France has taken a decisive legal step by issuing European arrest warrants for Bashar al-Assad and six other senior former Syrian officials over their alleged roles in the 2012 bombing of an informal press centre in Homs that killed prominent journalists Marie Colvin (American) and Rémi Ochlik (French), and injured others including a translator, as reported by human rights groups.
French investigating judges formally issued the warrants in August 2025, accusing the ex-president and his associates of complicity in war crimes and crimes against humanity The attack, which took place on 22 February 2012, was determined to be a deliberate attempt to silence foreign media and restrict international coverage of regime actions during the Syrian civil war.
Alongside Assad, those targeted include his brother Maher al-Assad (then commander of the elite Fourth Armored Division), Ali Mamlouk (ex-head of general intelligence), Ali Ayoub (army chief of staff at the time), Rafik Shahadah (security chief in Homs), Mohamed Dib Zaitoun (former director of the general security directorate), and Ghassan Bilal, another high-ranking security official.
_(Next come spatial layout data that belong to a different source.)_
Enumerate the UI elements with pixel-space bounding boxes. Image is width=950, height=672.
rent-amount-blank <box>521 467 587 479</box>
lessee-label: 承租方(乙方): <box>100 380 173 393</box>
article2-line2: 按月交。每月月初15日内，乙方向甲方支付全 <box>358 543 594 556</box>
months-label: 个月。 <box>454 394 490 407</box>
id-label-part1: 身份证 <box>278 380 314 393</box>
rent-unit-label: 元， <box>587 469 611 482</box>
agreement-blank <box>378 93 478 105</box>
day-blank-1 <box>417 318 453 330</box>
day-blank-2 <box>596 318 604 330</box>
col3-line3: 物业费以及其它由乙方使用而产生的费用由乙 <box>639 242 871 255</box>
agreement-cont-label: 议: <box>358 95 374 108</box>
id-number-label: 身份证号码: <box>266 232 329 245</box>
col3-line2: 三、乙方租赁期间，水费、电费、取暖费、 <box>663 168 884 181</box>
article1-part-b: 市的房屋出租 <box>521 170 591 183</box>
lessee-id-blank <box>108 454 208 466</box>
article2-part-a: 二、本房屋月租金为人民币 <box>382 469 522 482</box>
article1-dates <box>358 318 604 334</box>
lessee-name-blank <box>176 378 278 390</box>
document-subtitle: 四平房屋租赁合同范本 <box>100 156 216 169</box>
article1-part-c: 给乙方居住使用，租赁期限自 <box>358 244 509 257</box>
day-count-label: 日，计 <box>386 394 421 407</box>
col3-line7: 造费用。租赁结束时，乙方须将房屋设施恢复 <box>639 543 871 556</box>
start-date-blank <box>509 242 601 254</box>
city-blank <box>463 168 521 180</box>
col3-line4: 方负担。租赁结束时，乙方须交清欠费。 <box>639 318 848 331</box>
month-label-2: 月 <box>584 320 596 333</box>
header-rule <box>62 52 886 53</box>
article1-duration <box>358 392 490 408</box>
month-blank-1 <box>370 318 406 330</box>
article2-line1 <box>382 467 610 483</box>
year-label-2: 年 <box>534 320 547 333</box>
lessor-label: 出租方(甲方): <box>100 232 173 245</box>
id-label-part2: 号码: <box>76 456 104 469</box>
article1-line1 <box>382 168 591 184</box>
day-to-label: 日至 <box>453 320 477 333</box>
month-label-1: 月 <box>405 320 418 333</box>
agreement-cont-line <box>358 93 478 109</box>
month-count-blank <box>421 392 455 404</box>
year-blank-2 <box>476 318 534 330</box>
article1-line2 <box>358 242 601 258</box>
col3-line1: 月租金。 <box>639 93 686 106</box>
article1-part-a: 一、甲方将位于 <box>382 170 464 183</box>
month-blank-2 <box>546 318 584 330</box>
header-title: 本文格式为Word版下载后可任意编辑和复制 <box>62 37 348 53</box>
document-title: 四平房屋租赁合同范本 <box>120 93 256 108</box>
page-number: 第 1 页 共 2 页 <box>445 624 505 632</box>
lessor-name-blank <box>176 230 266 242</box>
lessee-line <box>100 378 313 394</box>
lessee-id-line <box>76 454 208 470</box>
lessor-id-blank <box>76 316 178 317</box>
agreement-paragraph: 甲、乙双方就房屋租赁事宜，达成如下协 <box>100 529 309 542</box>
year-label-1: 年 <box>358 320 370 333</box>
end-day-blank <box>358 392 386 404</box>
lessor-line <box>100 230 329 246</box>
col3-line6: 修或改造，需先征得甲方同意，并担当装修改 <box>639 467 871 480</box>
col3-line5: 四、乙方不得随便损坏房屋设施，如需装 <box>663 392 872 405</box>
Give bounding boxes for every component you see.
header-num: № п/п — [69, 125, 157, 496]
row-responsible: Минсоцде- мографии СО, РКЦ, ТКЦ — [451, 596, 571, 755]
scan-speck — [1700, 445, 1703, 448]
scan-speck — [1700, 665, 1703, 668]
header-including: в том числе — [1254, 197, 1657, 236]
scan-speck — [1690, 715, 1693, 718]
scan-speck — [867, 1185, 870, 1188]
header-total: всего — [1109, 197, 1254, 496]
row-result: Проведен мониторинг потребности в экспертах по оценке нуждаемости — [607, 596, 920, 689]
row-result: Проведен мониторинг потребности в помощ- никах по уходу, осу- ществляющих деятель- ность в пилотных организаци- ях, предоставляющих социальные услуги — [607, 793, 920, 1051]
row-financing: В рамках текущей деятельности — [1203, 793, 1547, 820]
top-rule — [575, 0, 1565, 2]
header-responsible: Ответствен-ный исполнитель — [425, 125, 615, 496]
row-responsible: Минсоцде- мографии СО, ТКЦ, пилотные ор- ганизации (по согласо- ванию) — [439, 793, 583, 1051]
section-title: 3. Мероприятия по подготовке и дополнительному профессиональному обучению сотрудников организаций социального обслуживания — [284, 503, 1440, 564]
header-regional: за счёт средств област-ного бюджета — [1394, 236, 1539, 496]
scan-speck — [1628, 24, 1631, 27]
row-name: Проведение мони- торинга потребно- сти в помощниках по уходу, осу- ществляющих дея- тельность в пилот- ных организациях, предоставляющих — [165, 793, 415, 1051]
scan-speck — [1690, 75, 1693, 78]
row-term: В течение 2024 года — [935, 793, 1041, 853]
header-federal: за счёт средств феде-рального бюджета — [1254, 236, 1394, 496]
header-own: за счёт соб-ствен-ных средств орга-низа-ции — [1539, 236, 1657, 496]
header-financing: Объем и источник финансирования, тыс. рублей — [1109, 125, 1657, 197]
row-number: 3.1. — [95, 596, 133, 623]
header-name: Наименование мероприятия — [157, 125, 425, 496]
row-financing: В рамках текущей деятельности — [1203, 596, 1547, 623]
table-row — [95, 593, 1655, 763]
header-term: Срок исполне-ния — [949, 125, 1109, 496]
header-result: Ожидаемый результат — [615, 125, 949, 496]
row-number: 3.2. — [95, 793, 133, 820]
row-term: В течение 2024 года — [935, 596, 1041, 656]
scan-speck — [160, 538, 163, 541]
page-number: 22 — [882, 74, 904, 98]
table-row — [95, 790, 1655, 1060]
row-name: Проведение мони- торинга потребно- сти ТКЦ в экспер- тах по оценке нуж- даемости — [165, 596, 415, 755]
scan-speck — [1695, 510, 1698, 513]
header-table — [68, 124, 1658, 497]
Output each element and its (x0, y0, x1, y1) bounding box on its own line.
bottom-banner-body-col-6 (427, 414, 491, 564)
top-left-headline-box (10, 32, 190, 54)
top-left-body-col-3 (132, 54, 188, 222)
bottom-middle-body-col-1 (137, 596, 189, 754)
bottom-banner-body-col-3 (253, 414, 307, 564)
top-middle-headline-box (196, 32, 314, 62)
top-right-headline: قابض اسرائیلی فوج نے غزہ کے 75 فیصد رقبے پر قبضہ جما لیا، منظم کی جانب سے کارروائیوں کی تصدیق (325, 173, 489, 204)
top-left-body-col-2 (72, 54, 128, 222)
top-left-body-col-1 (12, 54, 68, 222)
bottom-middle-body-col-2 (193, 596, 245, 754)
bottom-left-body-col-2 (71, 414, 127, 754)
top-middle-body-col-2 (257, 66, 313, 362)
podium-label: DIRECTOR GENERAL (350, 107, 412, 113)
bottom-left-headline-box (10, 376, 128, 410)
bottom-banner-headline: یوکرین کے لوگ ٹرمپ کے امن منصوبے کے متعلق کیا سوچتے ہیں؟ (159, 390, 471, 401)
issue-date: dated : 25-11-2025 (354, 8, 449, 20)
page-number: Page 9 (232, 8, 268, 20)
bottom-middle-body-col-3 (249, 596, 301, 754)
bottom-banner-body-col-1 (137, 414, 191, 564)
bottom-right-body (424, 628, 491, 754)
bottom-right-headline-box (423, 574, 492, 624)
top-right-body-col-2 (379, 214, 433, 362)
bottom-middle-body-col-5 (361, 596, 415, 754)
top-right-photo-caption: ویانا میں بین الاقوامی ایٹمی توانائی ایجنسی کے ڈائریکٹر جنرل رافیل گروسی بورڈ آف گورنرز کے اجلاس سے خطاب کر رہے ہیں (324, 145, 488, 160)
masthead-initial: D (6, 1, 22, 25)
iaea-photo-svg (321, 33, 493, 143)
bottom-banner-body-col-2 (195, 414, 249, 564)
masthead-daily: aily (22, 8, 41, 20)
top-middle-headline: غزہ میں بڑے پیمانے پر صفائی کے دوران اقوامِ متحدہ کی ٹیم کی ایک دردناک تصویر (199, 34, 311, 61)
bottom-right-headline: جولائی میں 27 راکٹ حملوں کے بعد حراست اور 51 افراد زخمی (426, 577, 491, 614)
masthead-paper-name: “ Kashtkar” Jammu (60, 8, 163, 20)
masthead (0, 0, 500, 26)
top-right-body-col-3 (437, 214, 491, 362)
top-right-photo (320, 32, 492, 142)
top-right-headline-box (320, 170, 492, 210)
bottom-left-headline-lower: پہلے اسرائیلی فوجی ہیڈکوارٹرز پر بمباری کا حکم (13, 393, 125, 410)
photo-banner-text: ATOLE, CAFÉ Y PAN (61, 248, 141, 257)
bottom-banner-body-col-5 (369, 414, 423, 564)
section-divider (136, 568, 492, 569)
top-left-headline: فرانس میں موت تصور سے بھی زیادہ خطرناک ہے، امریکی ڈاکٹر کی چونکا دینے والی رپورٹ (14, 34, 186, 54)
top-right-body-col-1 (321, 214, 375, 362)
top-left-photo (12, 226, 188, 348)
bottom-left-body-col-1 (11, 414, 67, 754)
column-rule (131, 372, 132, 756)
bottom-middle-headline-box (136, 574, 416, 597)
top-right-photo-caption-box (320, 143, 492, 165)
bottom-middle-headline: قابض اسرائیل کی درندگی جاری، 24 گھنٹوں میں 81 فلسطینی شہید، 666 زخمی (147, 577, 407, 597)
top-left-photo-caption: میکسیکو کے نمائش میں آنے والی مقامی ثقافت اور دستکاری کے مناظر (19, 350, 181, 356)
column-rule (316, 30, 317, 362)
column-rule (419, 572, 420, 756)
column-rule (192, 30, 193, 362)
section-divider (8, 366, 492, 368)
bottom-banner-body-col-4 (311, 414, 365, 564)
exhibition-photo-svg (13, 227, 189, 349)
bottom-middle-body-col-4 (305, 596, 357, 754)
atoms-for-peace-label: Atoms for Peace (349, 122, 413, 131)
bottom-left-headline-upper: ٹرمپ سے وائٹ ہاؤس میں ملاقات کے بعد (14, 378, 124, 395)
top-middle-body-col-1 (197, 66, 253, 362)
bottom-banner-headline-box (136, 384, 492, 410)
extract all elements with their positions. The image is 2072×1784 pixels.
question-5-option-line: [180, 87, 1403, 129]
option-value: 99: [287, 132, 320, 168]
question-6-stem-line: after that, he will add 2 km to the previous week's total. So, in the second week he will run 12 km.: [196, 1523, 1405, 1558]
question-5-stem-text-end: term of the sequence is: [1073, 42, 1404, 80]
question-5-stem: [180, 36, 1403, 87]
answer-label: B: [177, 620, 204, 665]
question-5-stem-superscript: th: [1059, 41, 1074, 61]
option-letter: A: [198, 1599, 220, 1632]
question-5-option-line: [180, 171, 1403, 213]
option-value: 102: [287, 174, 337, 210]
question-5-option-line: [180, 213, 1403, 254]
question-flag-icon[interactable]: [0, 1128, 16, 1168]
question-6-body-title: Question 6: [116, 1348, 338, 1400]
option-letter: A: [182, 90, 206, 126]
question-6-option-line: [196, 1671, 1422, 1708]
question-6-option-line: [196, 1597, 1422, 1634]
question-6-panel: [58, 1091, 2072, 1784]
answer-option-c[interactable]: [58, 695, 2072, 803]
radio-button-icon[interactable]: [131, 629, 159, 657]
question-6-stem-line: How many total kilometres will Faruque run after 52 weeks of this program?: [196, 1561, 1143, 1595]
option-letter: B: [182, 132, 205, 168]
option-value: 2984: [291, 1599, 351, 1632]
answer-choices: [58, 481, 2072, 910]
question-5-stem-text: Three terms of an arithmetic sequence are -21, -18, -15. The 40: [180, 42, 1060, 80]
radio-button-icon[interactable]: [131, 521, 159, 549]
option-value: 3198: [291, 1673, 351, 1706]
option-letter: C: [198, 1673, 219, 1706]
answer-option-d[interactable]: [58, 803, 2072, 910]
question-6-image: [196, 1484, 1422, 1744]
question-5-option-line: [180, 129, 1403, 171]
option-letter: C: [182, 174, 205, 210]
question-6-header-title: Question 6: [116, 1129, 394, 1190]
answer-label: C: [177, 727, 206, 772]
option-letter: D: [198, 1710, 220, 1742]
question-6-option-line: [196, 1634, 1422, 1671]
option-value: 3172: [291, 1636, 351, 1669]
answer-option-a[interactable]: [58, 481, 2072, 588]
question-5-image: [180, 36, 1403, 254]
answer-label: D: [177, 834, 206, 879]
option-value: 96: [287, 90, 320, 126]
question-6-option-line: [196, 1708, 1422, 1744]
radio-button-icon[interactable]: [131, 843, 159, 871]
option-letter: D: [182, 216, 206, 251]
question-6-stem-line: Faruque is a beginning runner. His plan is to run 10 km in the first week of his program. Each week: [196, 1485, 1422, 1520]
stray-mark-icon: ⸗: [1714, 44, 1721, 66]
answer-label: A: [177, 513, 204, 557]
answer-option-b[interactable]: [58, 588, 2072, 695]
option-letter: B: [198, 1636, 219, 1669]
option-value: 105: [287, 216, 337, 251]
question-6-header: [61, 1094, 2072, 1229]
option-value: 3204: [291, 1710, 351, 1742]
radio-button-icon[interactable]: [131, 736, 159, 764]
Human rights organizations, including the International Federation for Human Rights (FIDH) and the Syrian Centre for Media and Freedom of Expression, hailed the move as “a decisive step” toward accountability, enabling potential trials in France under the principle of universal jurisdiction. The investigation’s conclusion was that the attack was part of the regime’s explicit strategy to force journalists out and curb exposure of its crimes.
This marks the third arrest warrant France has issued targeting Assad. Previous warrants addressed chemical weapons use in 2013 and a 2017 bombing in Daraa that killed a French–Syrian civilian. The constitutional shift after Assad’s ousting in December 2024 removed the immunity that had previously shielded him, making renewed legal action possible.
With Assad now in exile in Russia and the former officials believed to be beyond the reach of French authorities, any trial would likely proceed in absentia.